By Sarah LaFon
Borrowman Baker, LLC, BV Staffing + Consulting
Gallatin, TN

Imagine this: you are the pilot of a Boeing 747 making a flight from Chicago to New York. About a half-hour out from your destination, you hit terrible turbulence and then an engine starts to fail. At this point, you naturally send the flight attendants around to the passengers to take a vote on the best way to handle the plane’s mechanical failings and get the flight back on track. Say what?!

No, obviously you are going to use your knowledge, training, and expertise to steer the plane in for landing and advise the passengers to buckle up and hang tight – no input required! This situation is obviously not one that calls for democracy. Similarly, there will be occasions as a BV practice leader that call for you to take the helm and make executive decisions without input or interference.

However, the standard command-and-control system for handling business decisions is becoming more out-of-date, as business leaders are beginning to understand that a more democratic workplace is the approach of the future.

So, what exactly is workplace democracy?

The anarchist thinker Pierre-Joseph Proudhon first introduced the concept of workplace democracy in “What is Property? Or an Inquiry into the Principle of Right and of the Government”. His argument was that management “must be chosen from the workers by the workers themselves, and must fulfil the conditions of eligibility.” In the 20th century, Belgian advocates of syndicalism helped promote workplace democracy by asserting that workers “had more knowledge but less control of the workplace than they had of major political decisions” (where they at least had a vote and the right to be heard). Have these notions translated into modern day advancements in business practices? Well, most businesses still operate under a top-down management system where a small group of executives will make decisions for the entire organization. But some businesses have started making the commitment to letting employees have a say in how things get done, and the results have been inarguably stellar.

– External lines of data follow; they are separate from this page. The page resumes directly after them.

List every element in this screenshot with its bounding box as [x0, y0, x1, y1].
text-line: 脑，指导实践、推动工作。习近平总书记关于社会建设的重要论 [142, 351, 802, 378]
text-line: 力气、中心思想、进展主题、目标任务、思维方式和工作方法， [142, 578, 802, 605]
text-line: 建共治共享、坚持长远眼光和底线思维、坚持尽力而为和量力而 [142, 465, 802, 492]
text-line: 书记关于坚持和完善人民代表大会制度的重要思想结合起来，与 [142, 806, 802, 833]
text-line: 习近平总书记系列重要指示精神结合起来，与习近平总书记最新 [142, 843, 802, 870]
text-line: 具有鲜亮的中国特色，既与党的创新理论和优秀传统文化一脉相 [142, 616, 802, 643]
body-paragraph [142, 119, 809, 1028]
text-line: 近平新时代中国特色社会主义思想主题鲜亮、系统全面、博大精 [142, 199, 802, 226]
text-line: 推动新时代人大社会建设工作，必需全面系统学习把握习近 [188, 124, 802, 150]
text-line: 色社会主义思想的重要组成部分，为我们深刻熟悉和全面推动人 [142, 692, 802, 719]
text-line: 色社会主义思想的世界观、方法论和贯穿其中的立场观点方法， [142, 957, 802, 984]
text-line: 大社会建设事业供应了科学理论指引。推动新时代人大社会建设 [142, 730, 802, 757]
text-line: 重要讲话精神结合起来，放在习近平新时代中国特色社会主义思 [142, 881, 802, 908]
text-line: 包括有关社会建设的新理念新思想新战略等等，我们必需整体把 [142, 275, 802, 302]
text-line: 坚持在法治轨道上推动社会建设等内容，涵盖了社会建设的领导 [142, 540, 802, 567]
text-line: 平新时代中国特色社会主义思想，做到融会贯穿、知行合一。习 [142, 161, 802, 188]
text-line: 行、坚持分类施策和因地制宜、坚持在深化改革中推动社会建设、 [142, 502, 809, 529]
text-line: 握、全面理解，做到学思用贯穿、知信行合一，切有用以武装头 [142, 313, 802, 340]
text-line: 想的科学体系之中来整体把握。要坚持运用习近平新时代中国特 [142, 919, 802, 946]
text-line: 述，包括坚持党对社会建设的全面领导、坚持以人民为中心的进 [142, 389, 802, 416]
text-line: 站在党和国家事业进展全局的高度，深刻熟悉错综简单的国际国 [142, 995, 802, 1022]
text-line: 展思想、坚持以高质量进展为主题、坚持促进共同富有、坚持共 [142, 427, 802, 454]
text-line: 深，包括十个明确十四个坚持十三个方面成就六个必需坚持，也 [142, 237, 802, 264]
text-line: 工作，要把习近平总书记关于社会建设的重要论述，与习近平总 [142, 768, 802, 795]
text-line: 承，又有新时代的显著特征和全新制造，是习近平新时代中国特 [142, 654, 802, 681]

David Packard, co-founder of a tiny little company called HP (sarcasm alert!), stated that “The purpose of a company is not to make money; it makes money in order to be able to do what it’s really all about. And in our case, that’s to make a contribution.” At the time, his statement was considered laughable. No one would laugh anymore.

Other companies have started adopting a similar modus operandi. Consultancy company WorldBlu, releases an annual list of companies that are committed to gathering employee-input on how their company operates. The operating definition of workplace democracy doesn’t necessarily mean that all employees vote on every decision. But, the idea involves management that confers more individual power to employees.

Heiko Fischer points out in a TEDx talk that “There needs to be a balance between making a profit, but also making a meaningful contribution. The currency of the future is development, not just of products, but development of organizational culture.” It is completely natural to want to out-perform our competitors, but Heiko notes that “Survival of the Fittest” is not an accurate interpretation of Darwin’s work, nor is it applicable to business practices. The theory is actually centered around the concept of “the species best able to collaborate and adapt to its environment”. Collaboration and adaptation are more important than outright dominance. And collaboration involves teamwork and innovation, both best accomplished with maximum input from employees.

Practically-speaking, what does this look like? Companies have started ceding control to employees in a variety of ways. Motek employees vote on how to allocate money for benefits; DaVita empowers facility management of its dialysis clinics to individual managers; 1-800-Got-Junk holds monthly town hall meetings; DreamHost employees elect a ‘Values Squad’ to regularly discuss culture and democracy in action.

Some companies employ a peer-appraisal system, where workers give credit to their fellow employees for exceptional work. These are but a few of the examples of how companies are encouraging their employees to speak freely and provide meaningful input into how their work is done. Consider evaluating your BV practice for ways in which your staff can have an impact on the direction of the company. Forming small teams to brainstorm and discuss new ideas is a good start.

The race to employ top BV talent can be quite competitive. In order to get the best talent, recognize that top candidates will gravitate towards companies where they are given a freer environment. In a business that involves a lot of counting numbers, it is important not to make BV staff members feel like a number.

They are – first and foremost – human beings, with incredible imaginations, dreams, and a natural internal motivation to do something that matters – to make a meaningful impact on the world around them. A BV staff member who is taken seriously, whose opinion counts, and who feels valued and integral to the workplace is a staff member who is unlikely to leave.